Eine gemeinsame Linie fand die EU zur Türkei: Dem Land wird wegen
der Entspannung im Erdgasstreit eine engere Partnerschaft in Aussicht
gestellt. So entschieden die 27 Staaten, mit den Vorbereitungen für
eine Ausweitung der Zollunion zu beginnen. Auch eine
Visaliberalisierung wurde Ankara indirekt in Aussicht gestellt.
Darüber hinaus will die EU die Zusammenarbeit in der
Migrationspolitik stärken. Dabei geht es vor allem darum, dass die
Türkei gegen unerwünschte Einwanderung in die EU-Staaten vorgeht. Als
Anreiz soll die EU-Kommission weitere Finanzhilfen für die Versorgung
syrischer Flüchtlinge vorbereiten.
Mit einem digitalen Kurzbesuch von US-Präsident Joe Biden beim
Gipfel wurde zudem der Neustart der transatlantischen Beziehungen
gewürdigt - aus Merkels Sicht eine "Geste, die sehr, sehr wichtig
war". Die EU und die USA seien wieder enger im Gespräch, sagte die
Kanzlerin nach dem Gipfel.

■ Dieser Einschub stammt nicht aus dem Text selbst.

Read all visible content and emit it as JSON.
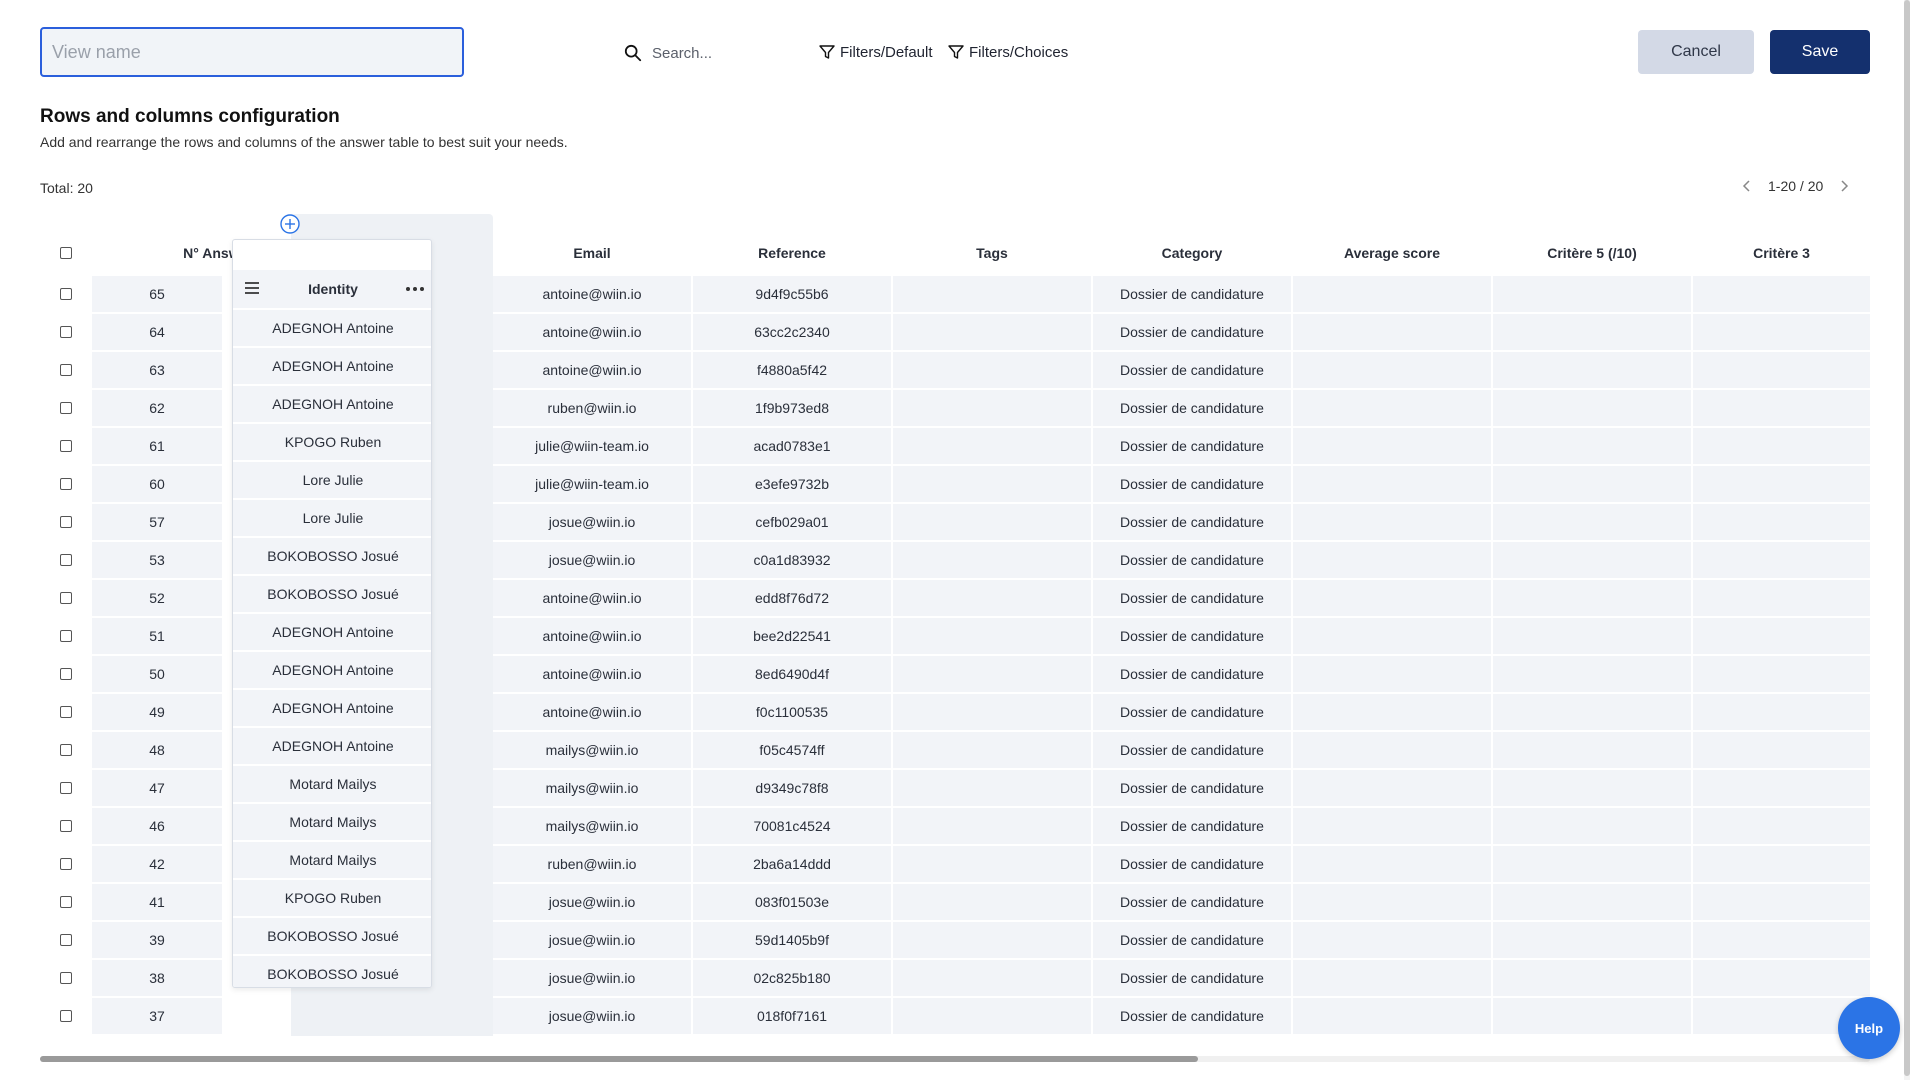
{
  "toolbar": {
    "view_name_placeholder": "View name",
    "view_name_value": "",
    "search_placeholder": "Search...",
    "filter_default_label": "Filters/Default",
    "filter_choices_label": "Filters/Choices",
    "cancel_label": "Cancel",
    "save_label": "Save"
  },
  "config": {
    "title": "Rows and columns configuration",
    "subtitle": "Add and rearrange the rows and columns of the answer table to best suit your needs.",
    "total": "Total: 20",
    "pager": "1-20 / 20"
  },
  "table": {
    "headers": {
      "answer": "N° Answer",
      "identity": "Identity",
      "email": "Email",
      "reference": "Reference",
      "tags": "Tags",
      "category": "Category",
      "average": "Average score",
      "crit5": "Critère 5 (/10)",
      "crit3": "Critère 3"
    },
    "rows": [
      {
        "answer": "65",
        "identity": "",
        "email": "antoine@wiin.io",
        "reference": "9d4f9c55b6",
        "tags": "",
        "category": "Dossier de candidature"
      },
      {
        "answer": "64",
        "identity": "ADEGNOH Antoine",
        "email": "antoine@wiin.io",
        "reference": "63cc2c2340",
        "tags": "",
        "category": "Dossier de candidature"
      },
      {
        "answer": "63",
        "identity": "ADEGNOH Antoine",
        "email": "antoine@wiin.io",
        "reference": "f4880a5f42",
        "tags": "",
        "category": "Dossier de candidature"
      },
      {
        "answer": "62",
        "identity": "ADEGNOH Antoine",
        "email": "ruben@wiin.io",
        "reference": "1f9b973ed8",
        "tags": "",
        "category": "Dossier de candidature"
      },
      {
        "answer": "61",
        "identity": "KPOGO Ruben",
        "email": "julie@wiin-team.io",
        "reference": "acad0783e1",
        "tags": "",
        "category": "Dossier de candidature"
      },
      {
        "answer": "60",
        "identity": "Lore Julie",
        "email": "julie@wiin-team.io",
        "reference": "e3efe9732b",
        "tags": "",
        "category": "Dossier de candidature"
      },
      {
        "answer": "57",
        "identity": "Lore Julie",
        "email": "josue@wiin.io",
        "reference": "cefb029a01",
        "tags": "",
        "category": "Dossier de candidature"
      },
      {
        "answer": "53",
        "identity": "BOKOBOSSO Josué",
        "email": "josue@wiin.io",
        "reference": "c0a1d83932",
        "tags": "",
        "category": "Dossier de candidature"
      },
      {
        "answer": "52",
        "identity": "BOKOBOSSO Josué",
        "email": "antoine@wiin.io",
        "reference": "edd8f76d72",
        "tags": "",
        "category": "Dossier de candidature"
      },
      {
        "answer": "51",
        "identity": "ADEGNOH Antoine",
        "email": "antoine@wiin.io",
        "reference": "bee2d22541",
        "tags": "",
        "category": "Dossier de candidature"
      },
      {
        "answer": "50",
        "identity": "ADEGNOH Antoine",
        "email": "antoine@wiin.io",
        "reference": "8ed6490d4f",
        "tags": "",
        "category": "Dossier de candidature"
      },
      {
        "answer": "49",
        "identity": "ADEGNOH Antoine",
        "email": "antoine@wiin.io",
        "reference": "f0c1100535",
        "tags": "",
        "category": "Dossier de candidature"
      },
      {
        "answer": "48",
        "identity": "ADEGNOH Antoine",
        "email": "mailys@wiin.io",
        "reference": "f05c4574ff",
        "tags": "",
        "category": "Dossier de candidature"
      },
      {
        "answer": "47",
        "identity": "Motard Mailys",
        "email": "mailys@wiin.io",
        "reference": "d9349c78f8",
        "tags": "",
        "category": "Dossier de candidature"
      },
      {
        "answer": "46",
        "identity": "Motard Mailys",
        "email": "mailys@wiin.io",
        "reference": "70081c4524",
        "tags": "",
        "category": "Dossier de candidature"
      },
      {
        "answer": "42",
        "identity": "Motard Mailys",
        "email": "ruben@wiin.io",
        "reference": "2ba6a14ddd",
        "tags": "",
        "category": "Dossier de candidature"
      },
      {
        "answer": "41",
        "identity": "KPOGO Ruben",
        "email": "josue@wiin.io",
        "reference": "083f01503e",
        "tags": "",
        "category": "Dossier de candidature"
      },
      {
        "answer": "39",
        "identity": "BOKOBOSSO Josué",
        "email": "josue@wiin.io",
        "reference": "59d1405b9f",
        "tags": "",
        "category": "Dossier de candidature"
      },
      {
        "answer": "38",
        "identity": "BOKOBOSSO Josué",
        "email": "josue@wiin.io",
        "reference": "02c825b180",
        "tags": "",
        "category": "Dossier de candidature"
      },
      {
        "answer": "37",
        "identity": "",
        "email": "josue@wiin.io",
        "reference": "018f0f7161",
        "tags": "",
        "category": "Dossier de candidature"
      }
    ]
  },
  "help": {
    "label": "Help"
  },
  "colors": {
    "accent": "#2b5fdc",
    "primary": "#14306e",
    "cell_bg": "#f2f4f8",
    "help": "#2b74e6"
  },
  "icons": {
    "search": "search-icon",
    "filter": "filter-icon",
    "add": "plus-circle-icon",
    "drag": "drag-handle-icon",
    "menu": "more-horizontal-icon",
    "prev": "chevron-left-icon",
    "next": "chevron-right-icon"
  }
}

Ministerpräsident Rutte sagte aber auch,
Biden habe nicht in Aussicht gestellt, Impfstofflieferungen aus den
USA in die EU zu erlauben. US-Präsident Biden machte nach Angaben des
Weißen Hauses deutlich, er wünsche sich eine starke EU. Dies sei im
Interesse der USA. Biden habe zudem auf die gemeinsamen
demokratischen Werte und die weltweit größte Handels- und
Investitionspartnerschaft hingewiesen.